Now, ripple is also an important factor in low-quality PSUs that really distinguishes the good and the bad. Ripple is the micro-fluctuation of voltage delivery. All PSUs have ripple, but you want as low as you can get, without having a low qualitf bottleneck somewhere else in the PSU. There are ATX specs for a makimum ripple, but at that high of a ripple, either you're powering your system with a lighter, or a tin can. The higher the ripple, the more voltage is being delivered than you tell it to, but for a tiny amount of time, only thousands of times per second. Try to keep the ripple below 60mV, if you can; I personally wouldn't power my system with a PSU taht ripples over 60mV, but that is because I am all about extremely precise overclocks and undervolts. Cheap, low-end PSUs are generally going to have a higher ripple than others, which can potentially damage your components, especially your CPU and GPU, which have a pretty low tolerance for voltage. RAM, not so much, but with a bad enough PSU, you could fry everything.

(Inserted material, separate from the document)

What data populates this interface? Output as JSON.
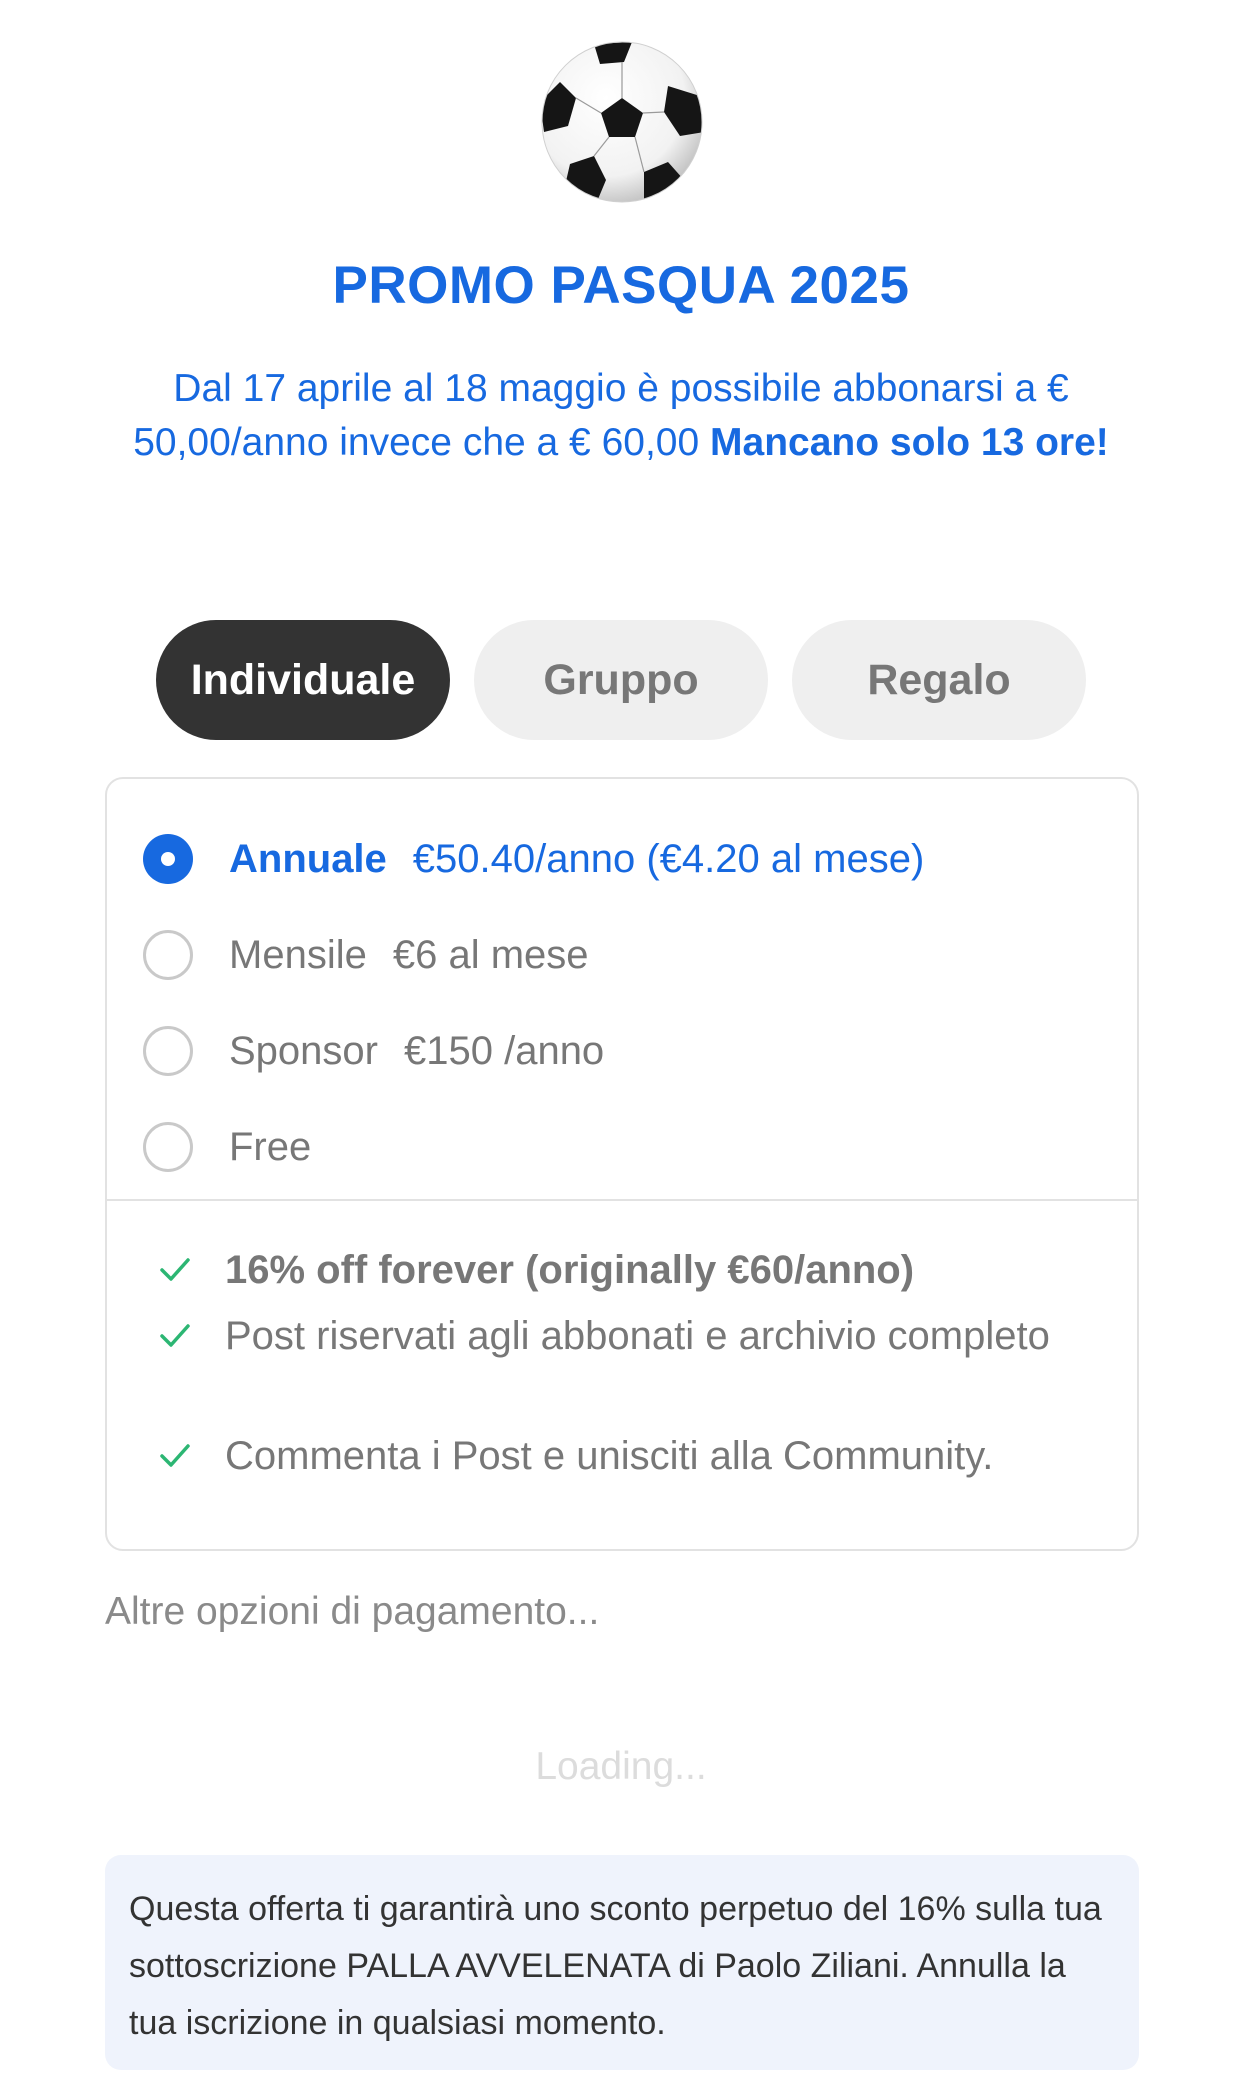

Not only could the ripple take out a system slowly, but you could have a "blow-out," where the caps in the PSU discharge, and in doing so, violently surge voltage throughout the system, and most likely fry everything. That's not good. Not good at all. Saving $50 on your PSU could cost you $1000 or more, easily.

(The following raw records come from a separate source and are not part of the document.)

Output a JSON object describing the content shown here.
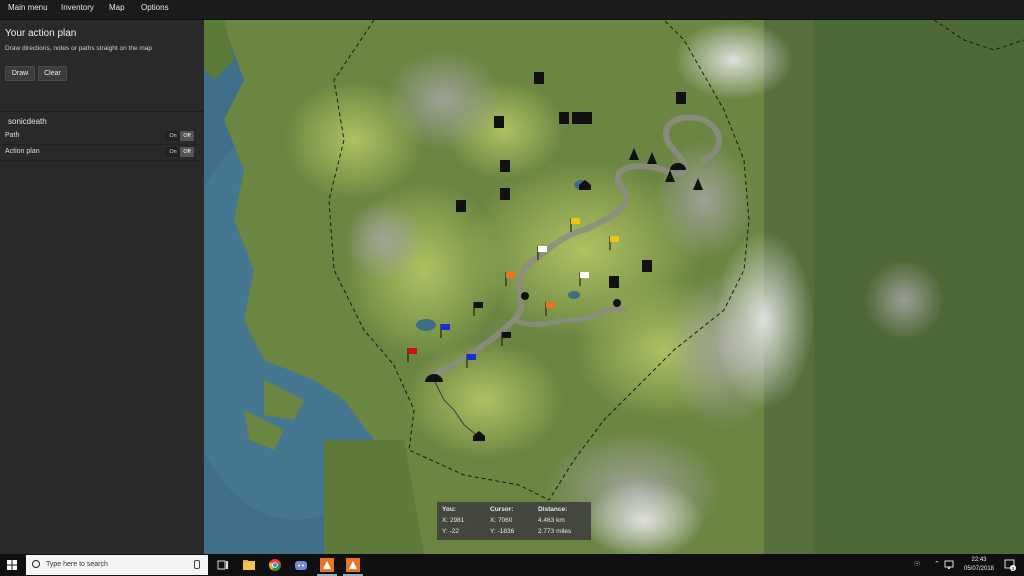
{
  "menu": {
    "items": [
      "Main menu",
      "Inventory",
      "Map",
      "Options"
    ]
  },
  "sidebar": {
    "title": "Your action plan",
    "description": "Draw directions, notes or paths straight on the map",
    "draw_label": "Draw",
    "clear_label": "Clear",
    "username": "sonicdeath",
    "toggles": [
      {
        "label": "Path",
        "on": "On",
        "off": "Off",
        "state": "off"
      },
      {
        "label": "Action plan",
        "on": "On",
        "off": "Off",
        "state": "off"
      }
    ]
  },
  "map": {
    "colors": {
      "sea": "#3f6f8a",
      "land": "#6f8a45",
      "light_land": "#a7be5a",
      "rock": "#7d7d7a",
      "snow": "#d9d9d9"
    },
    "markers": [
      {
        "type": "marker",
        "icon": "climber-icon"
      },
      {
        "type": "flag",
        "color": "#f1c40f"
      },
      {
        "type": "flag",
        "color": "#ffffff"
      },
      {
        "type": "flag",
        "color": "#f07020"
      },
      {
        "type": "flag",
        "color": "#1b2ed8"
      },
      {
        "type": "flag",
        "color": "#d01010"
      },
      {
        "type": "flag",
        "color": "#111111"
      }
    ]
  },
  "coords": {
    "you_label": "You:",
    "you_x": "X: 2981",
    "you_y": "Y: -22",
    "cursor_label": "Cursor:",
    "cursor_x": "X: 7060",
    "cursor_y": "Y: -1836",
    "distance_label": "Distance:",
    "distance_km": "4.463 km",
    "distance_miles": "2.773 miles"
  },
  "taskbar": {
    "search_placeholder": "Type here to search",
    "time": "22:43",
    "date": "05/07/2018",
    "notification_count": "3"
  }
}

Now, I don't want to tell you to spend more money on PSUs than you have to. A lot of people go off of brands, and throw more money into a higher wattage, without knowing what they're getting. That is the wrong fucking way to buy PSUs! Don't do it! Get an appropriately sized PSU, at an efficiency that you can afford, with a low ripple, plenty of connectors for what you need. Modularity is also irrelevant; if you are going to be cable sleeving, get a fully modular PSU, but be prepared for the general price increase. Otherwise, semi-modularity or non-modularity is for aesthitics, and in some cases (literally, your computer case), airflow. Cheaping out on a PSU is, like I said earlier, getting discount heart surgery. It's a danger to your computer, and your wallet. Spend the time to research what you're buying, and only buy what you need.